To understand red cell alloimmunization, one must first understand about the different blood group factors. These factors appear on the surface of the red blood cell in the form of antigens. The main blood group factor system is the commonly known ABO system. These are four basic blood types in this system: A, B, AB, and O. Rh (D) is another blood group antigen that is either present or absent on human red blood cells. When a patient is called Rh negative, she does NOT have the Rh(D) antigen present on her red blood cells, whereas if an individual is called Rh positive, the antigen is present. There are a variety of other red blood cells antigen systems found in humans. These include Kell, Duffy, Kidd, and MNS. In general, much like the Rh system, these antigens are either present and the individual is called positive for the antigen, or absent and the individual is called negative for the antigen.

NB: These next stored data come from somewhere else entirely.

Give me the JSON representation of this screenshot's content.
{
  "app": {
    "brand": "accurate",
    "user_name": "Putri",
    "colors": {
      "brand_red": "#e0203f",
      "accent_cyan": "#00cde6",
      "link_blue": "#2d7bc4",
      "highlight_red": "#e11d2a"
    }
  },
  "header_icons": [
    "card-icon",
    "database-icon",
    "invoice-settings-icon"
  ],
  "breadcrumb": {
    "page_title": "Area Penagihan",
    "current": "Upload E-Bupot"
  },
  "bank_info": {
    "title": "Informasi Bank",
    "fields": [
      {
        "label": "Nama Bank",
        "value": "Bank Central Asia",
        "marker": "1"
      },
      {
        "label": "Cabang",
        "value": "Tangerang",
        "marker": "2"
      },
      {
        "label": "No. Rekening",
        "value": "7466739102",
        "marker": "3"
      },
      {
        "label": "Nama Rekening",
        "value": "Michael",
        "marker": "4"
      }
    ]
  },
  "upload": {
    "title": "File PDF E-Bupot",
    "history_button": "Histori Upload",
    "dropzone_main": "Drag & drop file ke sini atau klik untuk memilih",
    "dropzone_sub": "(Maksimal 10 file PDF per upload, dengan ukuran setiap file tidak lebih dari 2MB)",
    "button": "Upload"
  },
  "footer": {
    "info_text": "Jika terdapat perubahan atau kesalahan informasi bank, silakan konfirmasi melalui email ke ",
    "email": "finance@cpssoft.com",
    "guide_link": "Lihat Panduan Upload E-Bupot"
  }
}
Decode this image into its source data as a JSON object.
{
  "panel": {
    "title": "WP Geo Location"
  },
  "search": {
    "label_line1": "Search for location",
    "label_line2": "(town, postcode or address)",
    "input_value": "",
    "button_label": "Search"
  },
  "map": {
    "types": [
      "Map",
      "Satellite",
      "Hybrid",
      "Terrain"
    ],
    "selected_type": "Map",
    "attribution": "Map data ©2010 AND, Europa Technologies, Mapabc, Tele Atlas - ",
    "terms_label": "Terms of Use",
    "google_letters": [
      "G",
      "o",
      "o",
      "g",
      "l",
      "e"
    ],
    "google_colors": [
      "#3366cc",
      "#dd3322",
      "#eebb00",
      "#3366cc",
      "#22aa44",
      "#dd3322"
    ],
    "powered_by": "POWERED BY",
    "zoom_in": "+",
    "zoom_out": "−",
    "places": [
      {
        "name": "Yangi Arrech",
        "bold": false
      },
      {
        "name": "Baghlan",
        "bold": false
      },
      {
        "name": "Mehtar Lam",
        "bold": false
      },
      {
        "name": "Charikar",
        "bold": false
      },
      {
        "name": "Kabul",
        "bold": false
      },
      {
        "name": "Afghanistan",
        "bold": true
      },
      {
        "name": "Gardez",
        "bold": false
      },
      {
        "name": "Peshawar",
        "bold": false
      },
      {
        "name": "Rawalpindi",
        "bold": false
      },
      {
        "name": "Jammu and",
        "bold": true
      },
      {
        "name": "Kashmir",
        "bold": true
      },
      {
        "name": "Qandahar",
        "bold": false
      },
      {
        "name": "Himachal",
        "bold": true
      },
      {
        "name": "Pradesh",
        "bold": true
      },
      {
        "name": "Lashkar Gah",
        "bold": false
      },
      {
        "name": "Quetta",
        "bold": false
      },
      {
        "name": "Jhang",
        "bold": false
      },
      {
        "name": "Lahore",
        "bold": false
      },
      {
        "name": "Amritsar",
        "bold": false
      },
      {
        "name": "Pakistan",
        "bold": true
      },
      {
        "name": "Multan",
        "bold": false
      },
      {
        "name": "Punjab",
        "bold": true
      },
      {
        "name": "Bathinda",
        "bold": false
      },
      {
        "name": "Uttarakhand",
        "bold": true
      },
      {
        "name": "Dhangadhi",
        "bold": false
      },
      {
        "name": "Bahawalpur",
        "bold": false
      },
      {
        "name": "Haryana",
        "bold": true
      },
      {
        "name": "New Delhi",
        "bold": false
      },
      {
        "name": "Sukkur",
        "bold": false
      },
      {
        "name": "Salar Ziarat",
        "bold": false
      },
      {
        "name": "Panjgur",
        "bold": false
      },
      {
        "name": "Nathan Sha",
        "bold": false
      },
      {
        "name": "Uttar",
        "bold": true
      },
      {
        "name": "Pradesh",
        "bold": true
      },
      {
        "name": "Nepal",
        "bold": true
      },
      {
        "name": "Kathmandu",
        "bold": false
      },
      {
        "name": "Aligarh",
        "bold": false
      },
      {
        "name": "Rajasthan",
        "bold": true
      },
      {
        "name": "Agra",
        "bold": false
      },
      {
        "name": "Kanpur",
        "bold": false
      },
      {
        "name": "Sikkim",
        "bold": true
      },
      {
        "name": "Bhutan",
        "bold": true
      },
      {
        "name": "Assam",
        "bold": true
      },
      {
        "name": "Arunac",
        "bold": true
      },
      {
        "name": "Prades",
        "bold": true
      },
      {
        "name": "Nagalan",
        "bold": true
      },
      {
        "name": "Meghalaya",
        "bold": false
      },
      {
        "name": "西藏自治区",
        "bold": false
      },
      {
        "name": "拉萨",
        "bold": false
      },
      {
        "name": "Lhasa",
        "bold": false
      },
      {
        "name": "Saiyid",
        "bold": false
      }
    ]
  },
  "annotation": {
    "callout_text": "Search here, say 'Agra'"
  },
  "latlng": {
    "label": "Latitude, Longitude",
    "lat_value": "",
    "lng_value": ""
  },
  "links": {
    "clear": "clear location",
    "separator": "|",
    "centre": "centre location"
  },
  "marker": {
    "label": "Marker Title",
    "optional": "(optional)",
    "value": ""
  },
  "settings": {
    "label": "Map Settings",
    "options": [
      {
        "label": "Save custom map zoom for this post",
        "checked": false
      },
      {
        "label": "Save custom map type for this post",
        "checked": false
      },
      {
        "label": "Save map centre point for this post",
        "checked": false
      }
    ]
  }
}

When a woman becomes pregnant, genes (inherited traits) from her egg are combined with genes from her partner’s sperm. Together a unique embryo (future baby) is formed. This embryo carries with it genes from both the mother and the father. These genes include traits such as hair color, body build, ABO blood type, and Rh factor. Red cell alloimmunization, also known as Rh disease, occurs in response to an antibody (a protein substance that reacts to unrecognized proteins in the body) that is formed by the mother. These antibodies are usually formed in response to receiving blood during a blood transfusion that was different from your own, or more commonly during a miscarriage, abortion, or after the delivery of a child, when the baby’s blood mixes with your own.

If your blood is negative for a particular antigen and the baby’s blood cells carry the antigen, you may form antibodies against your baby’s red blood cells. During subsequent pregnancies, these antibodies cross the placenta and attach to the red blood cells of the baby. These antibodies can be measured in your bloodstream through a test called a titer or indirect Coombs test. If enough of these antibodies are present in your bloodstream (titer of 32 or more in most cases; titer of 8 for Kell disease), they may cause the baby’s red blood cells to break open, which may cause the baby to become anemic (have a low blood count) or become jaundiced (yellow). The disease process that occurs in the fetus or baby is known as hemolytic disease of the fetus/newborn. It is a direct result of the red cell alloimmunization in the mother. In severe cases the baby develops generalized edema (swelling all over his/her body), also known as hydrops fetalis. In the most severe cases, heart failure or even death in the womb may occur.

Learn More

Hemolytic disease of the fetus and newborn diagnosis »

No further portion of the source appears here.